The traffic jam is broken
The ability of payers to block the use of PCSK9 inhibitors has declined dramatically over the past year following results from cardiovascular outcome studies that prove Repatha and Praluent can reduce cardiac events or save lives. Amgen reported data on cardiovascular outcomes for Repatha in early 2017, showing that Repatha reduces the risk of heart attack by 27%, stroke by 21% and coronary revascularization by 22%. Based on these results, the FDA approved Repatha for the prevention of heart attack or stroke in December 2017.
Regeneron and Sanofi unveiled the results of cardiovascular results for Praluent in March 2018. In their study, Praluent also reduced the risk of major cardiac events, and there was an observed reduction in overall mortality of 29% in patients with stubbornly high bad cholesterol levels who were north of 100 mg / dl. It is expected that when these results are submitted to the FDA, the regulator will also approve Praluent for the prevention of cardiac events.
In addition to having evidence of improved results, drugmakers also seem willing to seriously cut prices to increase volume. On March 10, Regeneron and Sanofi announced that they would discuss various options, including price reductions, with payers, and on May 1, Express scripts has agreed to make Praluent the proprietary PCSK9 inhibitor for the 25 million patients enrolled in regimens based on the Express Scripts drug formulary.
In exchange for the exclusivity, Express Scripts gets an undisclosed – and possibly significant – discount. Prior to this deal, payers would have paid around $ 9,000 per year for Praluent after rebates and rebates, and I bet the price of Express Scripts will be much lower than that.
Increase in sales
Both Repatha and Praluent’s revenue made great strides in the right direction last year, and sales have started well so far in 2018.
In 2017, Repatha’s global revenue was $ 319 million, up 126% year-on-year, and Praluent’s global sales to $ 194 million, up 68% year-on-year. In the fourth quarter of 2017, Repatha’s sales grew 69% to $ 98 million, giving it an annualized sales rate of nearly $ 400 million. Praluent’s sales grew 53%, to $ 63 million, giving it an annualized execution rate of nearly $ 250 million.

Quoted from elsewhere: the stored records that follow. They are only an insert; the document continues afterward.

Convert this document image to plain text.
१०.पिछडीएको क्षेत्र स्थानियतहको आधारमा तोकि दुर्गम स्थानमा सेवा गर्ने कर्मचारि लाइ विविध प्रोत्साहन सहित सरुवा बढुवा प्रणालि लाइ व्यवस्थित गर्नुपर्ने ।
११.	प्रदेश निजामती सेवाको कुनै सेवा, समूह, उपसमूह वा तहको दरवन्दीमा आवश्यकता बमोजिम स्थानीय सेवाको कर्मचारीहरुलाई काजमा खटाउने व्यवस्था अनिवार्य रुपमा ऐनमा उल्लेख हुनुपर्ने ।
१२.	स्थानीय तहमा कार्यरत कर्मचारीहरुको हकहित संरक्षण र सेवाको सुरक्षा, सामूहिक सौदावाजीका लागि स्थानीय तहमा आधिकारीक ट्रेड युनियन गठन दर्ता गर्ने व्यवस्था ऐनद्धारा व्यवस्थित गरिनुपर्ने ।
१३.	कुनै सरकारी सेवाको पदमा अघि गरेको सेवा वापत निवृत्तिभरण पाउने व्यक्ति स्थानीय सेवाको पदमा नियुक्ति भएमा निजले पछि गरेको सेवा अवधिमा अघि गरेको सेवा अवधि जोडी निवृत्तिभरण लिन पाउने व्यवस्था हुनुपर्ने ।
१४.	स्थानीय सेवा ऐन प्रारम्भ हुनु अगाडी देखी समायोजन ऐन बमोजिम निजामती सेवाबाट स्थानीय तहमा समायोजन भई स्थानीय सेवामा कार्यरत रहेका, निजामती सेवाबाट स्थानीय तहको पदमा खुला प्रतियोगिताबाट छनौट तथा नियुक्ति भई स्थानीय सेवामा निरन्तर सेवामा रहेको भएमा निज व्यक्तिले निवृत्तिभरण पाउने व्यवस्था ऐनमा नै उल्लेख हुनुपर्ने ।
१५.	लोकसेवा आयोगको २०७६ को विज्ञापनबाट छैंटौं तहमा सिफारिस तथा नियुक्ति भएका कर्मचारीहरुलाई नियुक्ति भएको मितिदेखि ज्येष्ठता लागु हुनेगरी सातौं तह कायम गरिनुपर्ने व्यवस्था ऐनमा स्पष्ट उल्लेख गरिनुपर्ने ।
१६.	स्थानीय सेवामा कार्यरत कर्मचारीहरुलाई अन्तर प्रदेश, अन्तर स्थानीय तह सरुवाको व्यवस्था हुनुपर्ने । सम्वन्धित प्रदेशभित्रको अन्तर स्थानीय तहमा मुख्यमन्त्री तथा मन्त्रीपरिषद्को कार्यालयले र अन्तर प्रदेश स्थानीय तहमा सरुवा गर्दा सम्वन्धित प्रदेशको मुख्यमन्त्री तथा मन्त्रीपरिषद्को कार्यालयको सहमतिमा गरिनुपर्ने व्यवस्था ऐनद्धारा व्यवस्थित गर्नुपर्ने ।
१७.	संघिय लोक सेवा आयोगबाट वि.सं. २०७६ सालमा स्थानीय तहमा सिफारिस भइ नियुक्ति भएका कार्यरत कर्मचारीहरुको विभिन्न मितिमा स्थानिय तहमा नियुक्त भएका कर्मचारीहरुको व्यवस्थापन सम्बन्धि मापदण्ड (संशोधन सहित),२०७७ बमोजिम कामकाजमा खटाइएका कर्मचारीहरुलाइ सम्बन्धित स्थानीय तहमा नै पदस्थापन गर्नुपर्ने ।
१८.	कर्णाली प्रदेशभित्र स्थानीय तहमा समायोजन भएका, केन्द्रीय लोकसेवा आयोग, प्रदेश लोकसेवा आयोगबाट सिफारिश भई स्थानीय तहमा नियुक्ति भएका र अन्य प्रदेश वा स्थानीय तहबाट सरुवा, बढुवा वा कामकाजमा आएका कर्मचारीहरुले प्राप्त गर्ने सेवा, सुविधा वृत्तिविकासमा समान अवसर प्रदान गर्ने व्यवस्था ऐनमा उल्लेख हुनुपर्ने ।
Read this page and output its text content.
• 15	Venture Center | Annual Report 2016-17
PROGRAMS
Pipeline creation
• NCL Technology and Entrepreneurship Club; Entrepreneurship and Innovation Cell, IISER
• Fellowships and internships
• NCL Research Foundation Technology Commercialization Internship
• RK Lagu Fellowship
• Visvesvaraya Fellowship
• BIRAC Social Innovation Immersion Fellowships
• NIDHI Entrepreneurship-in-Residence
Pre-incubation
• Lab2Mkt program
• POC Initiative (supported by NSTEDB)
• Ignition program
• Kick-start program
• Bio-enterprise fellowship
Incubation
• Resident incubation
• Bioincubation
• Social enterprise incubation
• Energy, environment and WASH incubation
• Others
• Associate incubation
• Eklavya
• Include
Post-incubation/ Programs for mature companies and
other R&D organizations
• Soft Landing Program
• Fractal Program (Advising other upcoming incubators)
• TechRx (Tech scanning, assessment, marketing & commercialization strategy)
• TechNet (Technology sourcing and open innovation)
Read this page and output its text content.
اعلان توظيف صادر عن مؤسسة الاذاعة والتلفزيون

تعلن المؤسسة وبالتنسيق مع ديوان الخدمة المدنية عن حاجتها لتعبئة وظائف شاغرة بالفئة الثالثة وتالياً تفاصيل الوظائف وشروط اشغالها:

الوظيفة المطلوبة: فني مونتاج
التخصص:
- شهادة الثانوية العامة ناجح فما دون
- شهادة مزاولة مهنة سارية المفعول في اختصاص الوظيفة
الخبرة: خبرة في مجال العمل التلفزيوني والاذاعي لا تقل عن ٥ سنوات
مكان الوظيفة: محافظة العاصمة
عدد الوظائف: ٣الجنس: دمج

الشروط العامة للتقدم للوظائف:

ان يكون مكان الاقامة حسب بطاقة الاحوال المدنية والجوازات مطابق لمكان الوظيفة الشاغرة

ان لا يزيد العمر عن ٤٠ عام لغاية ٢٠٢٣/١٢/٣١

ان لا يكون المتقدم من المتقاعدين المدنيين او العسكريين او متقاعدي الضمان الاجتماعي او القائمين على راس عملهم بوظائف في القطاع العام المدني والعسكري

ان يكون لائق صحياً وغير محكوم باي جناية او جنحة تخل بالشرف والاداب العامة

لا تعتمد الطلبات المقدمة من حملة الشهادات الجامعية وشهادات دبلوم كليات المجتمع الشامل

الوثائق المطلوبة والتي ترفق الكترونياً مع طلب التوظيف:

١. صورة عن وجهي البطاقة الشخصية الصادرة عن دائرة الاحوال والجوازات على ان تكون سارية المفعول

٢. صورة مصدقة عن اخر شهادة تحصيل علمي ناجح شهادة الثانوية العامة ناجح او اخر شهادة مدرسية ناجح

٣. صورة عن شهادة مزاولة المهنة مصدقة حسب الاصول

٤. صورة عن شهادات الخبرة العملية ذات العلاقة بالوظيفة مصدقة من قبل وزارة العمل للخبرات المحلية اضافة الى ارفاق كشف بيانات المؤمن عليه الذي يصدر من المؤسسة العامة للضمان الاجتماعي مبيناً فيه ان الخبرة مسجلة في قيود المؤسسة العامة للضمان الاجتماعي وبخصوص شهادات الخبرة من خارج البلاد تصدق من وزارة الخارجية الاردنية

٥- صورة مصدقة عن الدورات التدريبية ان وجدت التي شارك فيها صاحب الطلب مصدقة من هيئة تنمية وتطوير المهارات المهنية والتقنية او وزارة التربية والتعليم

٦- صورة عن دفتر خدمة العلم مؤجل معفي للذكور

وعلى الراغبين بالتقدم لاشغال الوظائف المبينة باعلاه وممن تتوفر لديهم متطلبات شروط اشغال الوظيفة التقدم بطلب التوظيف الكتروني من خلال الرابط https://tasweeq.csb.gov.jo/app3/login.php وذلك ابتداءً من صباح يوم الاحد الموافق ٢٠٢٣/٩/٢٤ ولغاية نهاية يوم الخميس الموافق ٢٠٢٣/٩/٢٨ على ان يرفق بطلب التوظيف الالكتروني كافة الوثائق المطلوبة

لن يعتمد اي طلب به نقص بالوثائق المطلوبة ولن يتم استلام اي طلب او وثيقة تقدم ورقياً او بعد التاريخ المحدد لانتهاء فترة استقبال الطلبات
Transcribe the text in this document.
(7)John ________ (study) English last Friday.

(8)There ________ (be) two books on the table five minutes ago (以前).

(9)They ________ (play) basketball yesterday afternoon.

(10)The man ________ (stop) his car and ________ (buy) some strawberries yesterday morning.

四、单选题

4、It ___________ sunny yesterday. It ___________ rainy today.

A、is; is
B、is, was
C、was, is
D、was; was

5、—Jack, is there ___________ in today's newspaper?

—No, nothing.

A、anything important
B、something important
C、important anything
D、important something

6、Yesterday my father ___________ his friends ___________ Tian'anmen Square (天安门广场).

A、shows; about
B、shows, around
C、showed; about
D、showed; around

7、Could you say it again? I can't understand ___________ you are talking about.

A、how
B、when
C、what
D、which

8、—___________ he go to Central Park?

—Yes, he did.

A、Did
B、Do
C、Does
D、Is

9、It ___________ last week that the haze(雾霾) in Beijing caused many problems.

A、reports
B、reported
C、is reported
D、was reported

Sales momentum also continued in 2018. In Q1 2018, Repatha’s global sales were $ 123 million, up 151% year-on-year, while Praluent sales were $ 60 million. dollars, up 67% year on year.
Are these actions a buy?
The demand for PCSK9 inhibitors is growing, and that’s good news for both of these companies. But there is a fly in the ointment that investors should be aware of.
Amgen is stung in a heated patent battle against Regeneron and Sanofi. While the companies are currently awaiting an appeal decision, the court sided with Amgen in early 2017, telling Regeneron and Sanofi they had to withdraw their drug from the market. The appeal from Regeneron and Sanofi has delayed this order, but uncertainty remains as to how this will play out in the court system. If the two companies do not agree beforehand, a new jury trial is expected to open in February 2019.
It should also not be ignored that all of these companies are biopharmaceutical giants, so despite PCSK9 inhibitors generating hundreds of millions of dollars, their ability to make a difference for these companies is limited.
Nonetheless, the story of PCSK9 is compelling. Once the patent litigation is over, investors will want to consider taking stock in one or both of these companies.
This article represents the opinion of the author, who may disagree with the “official” recommendation position of a premium Motley Fool consulting service. We are heterogeneous! Questioning an investment thesis – even one of our own – helps us all to think critically about investing and make decisions that help us become smarter, happier, and richer.